Natürlich war ihm klar, dass er den Geschmack der Hubba-Bubbas irgendwie mit natürlichen Ingredienzen nachbilden musste, aber das sollte nicht sein Problem sein - dafür hatte er ja genug angestellte Chemiker, die das schon hinbekommen würden. Jetzt fehlte dem Kind nur noch ein Name...

Zuerst dachte er an den Namen "Scandal" - ist ja schließlich fast schon skandalös, Parfum mit Kaugummi-(Bei)Geschmack zu verkaufen... aber, Mist... den Namen hatte er ja schon einem anderen Parfum gegeben! Wie wäre es mit "risque"? - ist ja schließlich ein Risiko, solch eine Kreation zu veröffentlichen... was, wenn die Leute sagen, die Hubba-Bubbas mit Cola-Geschmack waren doch viel besser? ;-)
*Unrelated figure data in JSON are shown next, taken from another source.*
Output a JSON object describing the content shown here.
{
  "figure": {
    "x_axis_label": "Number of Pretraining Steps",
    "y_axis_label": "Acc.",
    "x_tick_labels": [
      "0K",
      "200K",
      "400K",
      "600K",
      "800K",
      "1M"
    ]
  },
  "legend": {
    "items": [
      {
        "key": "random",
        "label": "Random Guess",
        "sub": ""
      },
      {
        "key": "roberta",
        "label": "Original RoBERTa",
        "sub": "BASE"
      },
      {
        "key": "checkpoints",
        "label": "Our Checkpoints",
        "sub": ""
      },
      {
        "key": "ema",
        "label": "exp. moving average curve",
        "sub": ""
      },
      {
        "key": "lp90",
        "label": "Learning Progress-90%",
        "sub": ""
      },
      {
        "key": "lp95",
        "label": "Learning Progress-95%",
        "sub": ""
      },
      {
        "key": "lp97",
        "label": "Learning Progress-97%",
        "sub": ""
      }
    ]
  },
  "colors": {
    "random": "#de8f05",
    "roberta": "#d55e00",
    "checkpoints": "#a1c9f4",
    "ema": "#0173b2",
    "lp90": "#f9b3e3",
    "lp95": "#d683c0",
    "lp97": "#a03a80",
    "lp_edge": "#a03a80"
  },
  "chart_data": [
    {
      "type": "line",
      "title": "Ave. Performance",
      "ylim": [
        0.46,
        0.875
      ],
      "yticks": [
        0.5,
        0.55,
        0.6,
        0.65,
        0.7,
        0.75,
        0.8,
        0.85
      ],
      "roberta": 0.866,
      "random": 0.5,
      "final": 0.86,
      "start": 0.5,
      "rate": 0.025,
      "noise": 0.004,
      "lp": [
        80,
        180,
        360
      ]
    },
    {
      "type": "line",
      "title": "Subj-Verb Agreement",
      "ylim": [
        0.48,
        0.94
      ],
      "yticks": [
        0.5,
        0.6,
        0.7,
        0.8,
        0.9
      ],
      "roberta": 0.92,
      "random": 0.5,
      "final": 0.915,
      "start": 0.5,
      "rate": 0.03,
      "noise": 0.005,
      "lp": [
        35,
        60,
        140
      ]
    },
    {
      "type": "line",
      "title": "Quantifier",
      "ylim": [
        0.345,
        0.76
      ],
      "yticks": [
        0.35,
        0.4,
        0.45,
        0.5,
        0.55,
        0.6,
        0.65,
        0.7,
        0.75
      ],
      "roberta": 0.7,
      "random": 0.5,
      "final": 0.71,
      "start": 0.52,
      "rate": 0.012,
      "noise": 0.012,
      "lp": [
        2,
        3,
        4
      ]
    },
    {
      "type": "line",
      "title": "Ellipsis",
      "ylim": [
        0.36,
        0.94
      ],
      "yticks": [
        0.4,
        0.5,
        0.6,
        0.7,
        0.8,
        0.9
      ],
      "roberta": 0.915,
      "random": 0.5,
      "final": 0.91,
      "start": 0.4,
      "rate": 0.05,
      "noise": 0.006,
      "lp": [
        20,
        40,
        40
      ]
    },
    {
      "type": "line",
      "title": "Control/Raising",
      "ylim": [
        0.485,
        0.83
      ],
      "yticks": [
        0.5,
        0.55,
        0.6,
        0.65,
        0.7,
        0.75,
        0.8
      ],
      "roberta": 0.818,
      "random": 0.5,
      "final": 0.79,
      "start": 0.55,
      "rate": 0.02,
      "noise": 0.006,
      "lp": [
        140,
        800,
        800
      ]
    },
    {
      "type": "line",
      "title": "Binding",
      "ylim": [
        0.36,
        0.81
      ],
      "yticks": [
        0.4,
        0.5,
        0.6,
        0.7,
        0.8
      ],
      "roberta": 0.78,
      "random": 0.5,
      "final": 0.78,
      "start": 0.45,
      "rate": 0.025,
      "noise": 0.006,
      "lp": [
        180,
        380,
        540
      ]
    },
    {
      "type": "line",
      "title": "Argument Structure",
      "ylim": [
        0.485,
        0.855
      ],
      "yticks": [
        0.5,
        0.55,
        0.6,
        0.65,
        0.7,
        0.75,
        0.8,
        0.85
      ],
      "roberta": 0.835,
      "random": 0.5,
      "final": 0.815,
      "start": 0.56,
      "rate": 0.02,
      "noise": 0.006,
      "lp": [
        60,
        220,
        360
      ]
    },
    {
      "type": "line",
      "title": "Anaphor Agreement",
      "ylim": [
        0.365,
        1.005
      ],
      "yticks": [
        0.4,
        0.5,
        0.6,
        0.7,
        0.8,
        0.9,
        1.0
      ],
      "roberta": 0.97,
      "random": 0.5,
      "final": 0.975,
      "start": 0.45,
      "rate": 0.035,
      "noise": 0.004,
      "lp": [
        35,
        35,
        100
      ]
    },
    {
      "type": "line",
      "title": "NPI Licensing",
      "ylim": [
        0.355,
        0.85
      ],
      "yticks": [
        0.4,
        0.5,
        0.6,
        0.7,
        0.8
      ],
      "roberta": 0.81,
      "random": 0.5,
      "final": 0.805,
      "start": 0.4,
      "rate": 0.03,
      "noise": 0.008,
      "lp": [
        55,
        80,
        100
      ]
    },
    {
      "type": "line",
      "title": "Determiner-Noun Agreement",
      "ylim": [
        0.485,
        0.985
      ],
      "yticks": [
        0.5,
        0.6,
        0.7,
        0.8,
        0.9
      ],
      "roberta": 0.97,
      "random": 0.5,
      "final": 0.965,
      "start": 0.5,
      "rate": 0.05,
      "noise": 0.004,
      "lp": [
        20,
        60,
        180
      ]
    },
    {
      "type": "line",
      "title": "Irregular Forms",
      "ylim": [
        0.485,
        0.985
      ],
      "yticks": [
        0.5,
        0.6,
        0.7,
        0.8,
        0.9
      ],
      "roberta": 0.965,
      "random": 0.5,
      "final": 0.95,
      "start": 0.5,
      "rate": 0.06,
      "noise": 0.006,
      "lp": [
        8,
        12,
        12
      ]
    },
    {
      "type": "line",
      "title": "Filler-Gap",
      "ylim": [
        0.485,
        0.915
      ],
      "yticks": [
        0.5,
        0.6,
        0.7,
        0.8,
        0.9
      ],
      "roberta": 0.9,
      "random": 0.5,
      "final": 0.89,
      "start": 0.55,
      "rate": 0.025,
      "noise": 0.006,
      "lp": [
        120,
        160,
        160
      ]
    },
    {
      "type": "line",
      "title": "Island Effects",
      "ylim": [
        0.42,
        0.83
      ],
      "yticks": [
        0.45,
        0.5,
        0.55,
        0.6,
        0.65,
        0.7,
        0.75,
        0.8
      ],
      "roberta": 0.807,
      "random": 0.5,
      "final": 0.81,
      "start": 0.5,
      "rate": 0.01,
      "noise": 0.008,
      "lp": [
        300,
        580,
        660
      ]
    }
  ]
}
Ok, der Name ist cool, dachte er. Aber um das Risiko noch riskanter zu machen, schreibe ich den Namen falsch und mache aus dem "risque" ein "risqué" mit Accent Aigu. That's it!

Zurück ins Jahr 2019. Der Duft ist mittlerweile discontinued. Es gibt nur noch die Variante pour Femme. Vielleicht weil rosa Kaugummis doch eher was für Mädchen sind... wer weiß? Was bleibt (zumindest in Restbeständen), ist ein toller Duft. Würzig-süß und dank zitrischer Noten dennoch bis +20 Grad tragbar. Beinahe ein Immergeher. Und sicher wieder ein Meisterwerk.